Au micro de Nic Payne, sur les ondes de RVM comme à chaque samedi midi, discussion-débat avec Frédéric Lapointe, contradicteur élégant, posé et nuancé – tout mon contraire, donc – cette fois sur l’enquête du coroner quant au décès de Joyce Echaquan.
Résumant son propos, Lapointe, fidèle à ses habitudes de modération, lance un truc du genre : « […] des employés qui auraient eu un comportement un peu raciste ». Avant même que Payne me repasse la parole, explosion. D’abord, dans ma tête, ensuite dans le micro. Crise quasi-ingérable. Parce que si je connais maintenant suffisamment bien Frédéric pour jurer que son euphémisme se voulait davantage réflexe que verdict, reste que ce même réflexe demeure symptomatique d’une culture médiatique ayant peur des mots. Des vrais.

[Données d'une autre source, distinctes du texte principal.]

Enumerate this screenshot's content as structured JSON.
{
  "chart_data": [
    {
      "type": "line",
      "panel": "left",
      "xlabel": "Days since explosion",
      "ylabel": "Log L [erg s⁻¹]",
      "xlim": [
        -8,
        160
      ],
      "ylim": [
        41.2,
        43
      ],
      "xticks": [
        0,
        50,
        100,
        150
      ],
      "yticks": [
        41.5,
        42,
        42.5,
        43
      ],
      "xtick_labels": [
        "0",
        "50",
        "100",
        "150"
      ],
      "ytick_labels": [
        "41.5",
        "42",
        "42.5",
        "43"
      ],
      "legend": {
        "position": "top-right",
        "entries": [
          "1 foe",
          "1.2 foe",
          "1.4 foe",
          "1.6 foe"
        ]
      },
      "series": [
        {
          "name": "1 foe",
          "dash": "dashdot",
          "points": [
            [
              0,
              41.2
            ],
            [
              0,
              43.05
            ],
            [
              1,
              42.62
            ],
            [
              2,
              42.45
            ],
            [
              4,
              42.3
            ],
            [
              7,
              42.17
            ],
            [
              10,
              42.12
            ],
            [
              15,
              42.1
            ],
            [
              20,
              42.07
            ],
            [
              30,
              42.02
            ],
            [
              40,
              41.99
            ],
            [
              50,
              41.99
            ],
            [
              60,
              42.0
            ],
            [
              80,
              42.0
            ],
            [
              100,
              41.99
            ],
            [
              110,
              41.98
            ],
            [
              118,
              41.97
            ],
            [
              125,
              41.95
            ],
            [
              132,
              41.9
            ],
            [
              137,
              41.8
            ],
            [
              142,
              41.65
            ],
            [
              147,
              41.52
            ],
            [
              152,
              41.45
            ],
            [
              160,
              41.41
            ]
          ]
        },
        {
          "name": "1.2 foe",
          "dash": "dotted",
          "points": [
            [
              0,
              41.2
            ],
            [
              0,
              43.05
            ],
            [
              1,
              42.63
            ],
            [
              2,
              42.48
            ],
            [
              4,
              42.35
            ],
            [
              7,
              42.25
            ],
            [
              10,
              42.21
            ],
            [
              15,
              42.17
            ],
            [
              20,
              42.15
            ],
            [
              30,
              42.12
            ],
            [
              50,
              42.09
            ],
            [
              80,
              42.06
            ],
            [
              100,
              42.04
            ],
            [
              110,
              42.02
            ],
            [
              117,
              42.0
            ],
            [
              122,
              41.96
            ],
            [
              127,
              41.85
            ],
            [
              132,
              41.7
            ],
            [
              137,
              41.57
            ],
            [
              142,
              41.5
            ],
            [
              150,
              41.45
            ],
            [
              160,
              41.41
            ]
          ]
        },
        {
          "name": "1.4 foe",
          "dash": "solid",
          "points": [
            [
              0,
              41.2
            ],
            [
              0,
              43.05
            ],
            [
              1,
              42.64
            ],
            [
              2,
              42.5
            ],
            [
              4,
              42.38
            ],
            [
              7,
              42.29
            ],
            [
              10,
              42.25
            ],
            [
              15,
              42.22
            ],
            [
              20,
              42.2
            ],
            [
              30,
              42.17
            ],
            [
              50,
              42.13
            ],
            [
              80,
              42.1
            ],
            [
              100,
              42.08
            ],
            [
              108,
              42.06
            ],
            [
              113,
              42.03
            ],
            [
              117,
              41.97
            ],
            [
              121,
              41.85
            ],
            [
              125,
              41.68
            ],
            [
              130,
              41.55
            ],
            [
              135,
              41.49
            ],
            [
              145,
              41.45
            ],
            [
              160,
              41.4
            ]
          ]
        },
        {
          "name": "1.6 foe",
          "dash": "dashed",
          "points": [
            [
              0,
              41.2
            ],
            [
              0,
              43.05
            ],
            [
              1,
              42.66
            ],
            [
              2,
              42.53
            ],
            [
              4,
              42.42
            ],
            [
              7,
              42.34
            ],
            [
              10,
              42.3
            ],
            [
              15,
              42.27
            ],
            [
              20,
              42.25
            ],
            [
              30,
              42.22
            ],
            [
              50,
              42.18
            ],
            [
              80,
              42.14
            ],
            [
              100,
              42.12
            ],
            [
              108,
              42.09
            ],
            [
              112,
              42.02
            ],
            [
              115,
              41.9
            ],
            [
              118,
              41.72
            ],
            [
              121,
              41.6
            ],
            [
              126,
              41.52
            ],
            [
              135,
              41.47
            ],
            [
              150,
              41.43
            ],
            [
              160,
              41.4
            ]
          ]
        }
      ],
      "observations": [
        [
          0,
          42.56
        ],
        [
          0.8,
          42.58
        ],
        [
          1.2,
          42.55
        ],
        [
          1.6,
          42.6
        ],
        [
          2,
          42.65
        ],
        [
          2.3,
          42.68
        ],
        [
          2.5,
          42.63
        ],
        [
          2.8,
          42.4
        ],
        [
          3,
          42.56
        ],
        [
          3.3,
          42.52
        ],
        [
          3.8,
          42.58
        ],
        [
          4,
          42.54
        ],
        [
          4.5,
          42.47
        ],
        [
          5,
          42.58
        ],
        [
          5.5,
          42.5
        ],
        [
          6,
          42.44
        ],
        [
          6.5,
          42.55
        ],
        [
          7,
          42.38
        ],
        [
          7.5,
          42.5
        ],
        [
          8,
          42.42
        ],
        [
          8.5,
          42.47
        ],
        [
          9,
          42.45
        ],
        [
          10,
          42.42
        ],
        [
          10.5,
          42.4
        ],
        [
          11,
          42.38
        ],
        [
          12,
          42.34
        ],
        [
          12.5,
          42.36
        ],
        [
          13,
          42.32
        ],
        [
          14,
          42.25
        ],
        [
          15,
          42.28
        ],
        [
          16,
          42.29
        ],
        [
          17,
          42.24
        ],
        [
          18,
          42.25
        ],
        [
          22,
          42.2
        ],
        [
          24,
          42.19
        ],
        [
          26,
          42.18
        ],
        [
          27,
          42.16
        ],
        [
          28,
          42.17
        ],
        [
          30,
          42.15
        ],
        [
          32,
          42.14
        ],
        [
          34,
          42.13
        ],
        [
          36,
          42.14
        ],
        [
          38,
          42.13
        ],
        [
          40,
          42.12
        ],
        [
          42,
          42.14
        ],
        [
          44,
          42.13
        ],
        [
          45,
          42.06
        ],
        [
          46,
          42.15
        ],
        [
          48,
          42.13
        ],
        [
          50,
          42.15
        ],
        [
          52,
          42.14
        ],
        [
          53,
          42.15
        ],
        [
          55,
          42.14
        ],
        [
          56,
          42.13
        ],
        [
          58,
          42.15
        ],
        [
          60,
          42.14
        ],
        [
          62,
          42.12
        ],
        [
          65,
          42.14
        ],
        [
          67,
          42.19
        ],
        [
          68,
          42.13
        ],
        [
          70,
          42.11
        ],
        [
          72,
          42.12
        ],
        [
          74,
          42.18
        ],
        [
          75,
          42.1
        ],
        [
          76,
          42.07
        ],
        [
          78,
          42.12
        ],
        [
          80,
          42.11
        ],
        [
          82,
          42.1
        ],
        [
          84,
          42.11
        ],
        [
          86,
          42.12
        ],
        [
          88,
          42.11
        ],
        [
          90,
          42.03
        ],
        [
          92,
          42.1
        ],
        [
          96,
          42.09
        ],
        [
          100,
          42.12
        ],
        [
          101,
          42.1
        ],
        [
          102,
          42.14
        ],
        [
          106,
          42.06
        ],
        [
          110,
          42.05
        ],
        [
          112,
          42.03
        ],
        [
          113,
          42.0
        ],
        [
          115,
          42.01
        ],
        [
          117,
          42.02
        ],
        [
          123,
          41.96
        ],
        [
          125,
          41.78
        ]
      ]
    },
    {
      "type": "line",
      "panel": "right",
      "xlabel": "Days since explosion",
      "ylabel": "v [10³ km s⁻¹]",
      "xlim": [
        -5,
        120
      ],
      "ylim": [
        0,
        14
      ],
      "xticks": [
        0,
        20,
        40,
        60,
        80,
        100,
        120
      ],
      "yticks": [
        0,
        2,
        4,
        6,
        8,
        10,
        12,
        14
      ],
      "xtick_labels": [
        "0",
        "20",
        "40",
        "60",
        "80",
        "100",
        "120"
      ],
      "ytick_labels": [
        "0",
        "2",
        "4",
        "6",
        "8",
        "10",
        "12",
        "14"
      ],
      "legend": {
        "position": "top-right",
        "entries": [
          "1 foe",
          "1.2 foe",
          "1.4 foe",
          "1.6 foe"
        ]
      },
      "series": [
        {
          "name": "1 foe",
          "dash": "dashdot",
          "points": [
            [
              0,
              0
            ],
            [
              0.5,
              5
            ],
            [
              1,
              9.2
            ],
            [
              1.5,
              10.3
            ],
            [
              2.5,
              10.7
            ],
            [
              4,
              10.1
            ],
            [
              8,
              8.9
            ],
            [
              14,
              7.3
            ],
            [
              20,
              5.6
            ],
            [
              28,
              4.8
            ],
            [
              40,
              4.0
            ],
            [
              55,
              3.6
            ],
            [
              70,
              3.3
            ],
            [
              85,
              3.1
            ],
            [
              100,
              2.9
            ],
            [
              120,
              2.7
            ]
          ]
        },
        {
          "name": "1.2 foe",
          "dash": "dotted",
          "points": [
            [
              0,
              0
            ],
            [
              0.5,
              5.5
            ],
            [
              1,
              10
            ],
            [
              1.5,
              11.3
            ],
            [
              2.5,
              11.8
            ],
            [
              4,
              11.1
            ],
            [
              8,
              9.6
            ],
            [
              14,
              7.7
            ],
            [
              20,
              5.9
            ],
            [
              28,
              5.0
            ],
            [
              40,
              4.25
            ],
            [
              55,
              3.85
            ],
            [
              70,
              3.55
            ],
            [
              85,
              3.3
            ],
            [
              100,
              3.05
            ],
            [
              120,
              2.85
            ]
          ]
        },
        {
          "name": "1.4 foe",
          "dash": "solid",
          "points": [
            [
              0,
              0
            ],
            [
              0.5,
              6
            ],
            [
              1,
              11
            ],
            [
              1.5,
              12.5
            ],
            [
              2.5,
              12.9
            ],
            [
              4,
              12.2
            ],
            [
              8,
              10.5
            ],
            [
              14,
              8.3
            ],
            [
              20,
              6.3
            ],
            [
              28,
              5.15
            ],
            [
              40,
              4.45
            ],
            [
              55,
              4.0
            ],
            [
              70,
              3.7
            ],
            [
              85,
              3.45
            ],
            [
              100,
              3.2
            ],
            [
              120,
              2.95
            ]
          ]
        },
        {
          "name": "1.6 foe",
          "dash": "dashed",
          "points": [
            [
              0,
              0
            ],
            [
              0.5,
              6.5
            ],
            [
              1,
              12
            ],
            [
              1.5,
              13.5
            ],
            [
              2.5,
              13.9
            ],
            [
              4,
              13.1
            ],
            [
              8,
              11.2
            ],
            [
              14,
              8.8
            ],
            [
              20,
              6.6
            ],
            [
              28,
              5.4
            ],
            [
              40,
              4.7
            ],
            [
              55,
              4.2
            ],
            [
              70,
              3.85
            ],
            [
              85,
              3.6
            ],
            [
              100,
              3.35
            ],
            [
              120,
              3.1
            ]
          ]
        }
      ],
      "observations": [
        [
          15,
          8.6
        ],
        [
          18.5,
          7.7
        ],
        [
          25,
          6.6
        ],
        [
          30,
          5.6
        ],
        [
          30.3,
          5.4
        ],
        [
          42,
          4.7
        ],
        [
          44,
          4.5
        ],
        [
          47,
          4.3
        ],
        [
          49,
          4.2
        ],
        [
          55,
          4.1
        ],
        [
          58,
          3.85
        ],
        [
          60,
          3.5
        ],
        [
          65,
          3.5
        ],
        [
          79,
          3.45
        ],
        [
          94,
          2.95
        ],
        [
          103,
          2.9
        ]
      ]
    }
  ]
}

Parce que non, l’affaire Echaquan n’est pas un peu raciste. Elle l’est à temps plein. Sous toutes ses coutures. Du début à la fin. Résultante d’une évidence, soit le racisme systémique. Celui détaillé, expliqué et rapporté par la Commission Viens sur les enjeux autochtones. Particulièrement sur la question des soins de santé dont la situation, délétère depuis (trop) longtemps, à l’hôpital de Joliette. Celui dont l’affaire Echaquan et ses violences (« c’est juste bon pour fourrer et venir se plaindre icitte »; « qu’est-ce que t’as pris, encore, hein? »; « enfin on va avoir la paix, elle est morte ») ne sont qu’une nouvelle illustration, cette fois piégée par caméra-vidéo ou rapportée par des témoins.
En d’autres termes, aucune excuse possible, sauf évidemment celle, ô combien méprisable, de l’aveuglement volontaire. Le même qui a récemment amené le gouvernement Legault à faire battre en chambre une motion visant à simplement faire reconnaître, attachez votre stupéfaction, que les Autochtones avaient droit aux mêmes soins de santé que les autres Québécois. Merci aux chroniqueurs de Québécor et à leur fer rouge inséré à même le derrière caquiste, la motion fut ainsi battue.
-Notre gouvernement vote contre la présente motion, Monsieur le président.
-Attendez un peu, là…Vous votez contre une résolution qui vise à reconnaître aux Autochtones un droit à des soins de santé, genre sans se faire tuer pour cause de racisme?
-C’est exact, monsieur le président.
-Et je peux vous demander pourquoi?
-Parce que si on votait en faveur, ce serait reconnaître le racisme systémique, monsieur le président.
-Et ça vous en coûterait quoi, de faire de même, vu l’abondance de preuves afférentes?
-Une partie de notre électorat, celui qui se fait baratiner que seul le racisme anti-blanc existe et que le racisme systémique est une importation américaine, ne nous le pardonnerait pas, monsieur le président.
-Voilà qui est embêtant. Vous savez toutefois que les Amis de Joyce s’adresseront dès lors à l’ONU pour obtenir un blâme en votre défaveur, n’est-ce pas?
-Oui, quand ce sera chose faite, nos chroniqueurs écriront que l’ONU a zéro crédibilité en matière de droits de l’Homme, Arabie Saoudite, Chine et blabla. Bref, on s’en tape.
-….
Au même moment ou presque, les corps de 215 enfants autochtones, dont certains âgés d’à peine trois ans, ont été découverts sur le site d’un ancien pensionnat près de Kamloops, en Colombie-Britannique. Géré par l’Église catholique, ce type d’établissements « accueillaient » des enfants retirés de leurs familles et communautés, et ce, dans l’objectif avoué de les assimiler à la culture dominante. Plus de 150 000 auront ainsi été enrôlés de force à travers quelque 130 pensionnats dispersés partout au Canada, dont au Québec. Des experts s’attendent d’ailleurs à retrouver, ici également, les dépouilles des victimes de ce génocide culturel.
Question : si c’était le corps de petits pure-laine, québécois ou autres, qui avaient été ainsi débusqués, l’espace médiatique serait-il alors éclipsé par l’importance du 7ème match CH-Leafs?
Parce que résident, là également, les affres du racisme et leurs violences : par l’euphémisme et autres silences.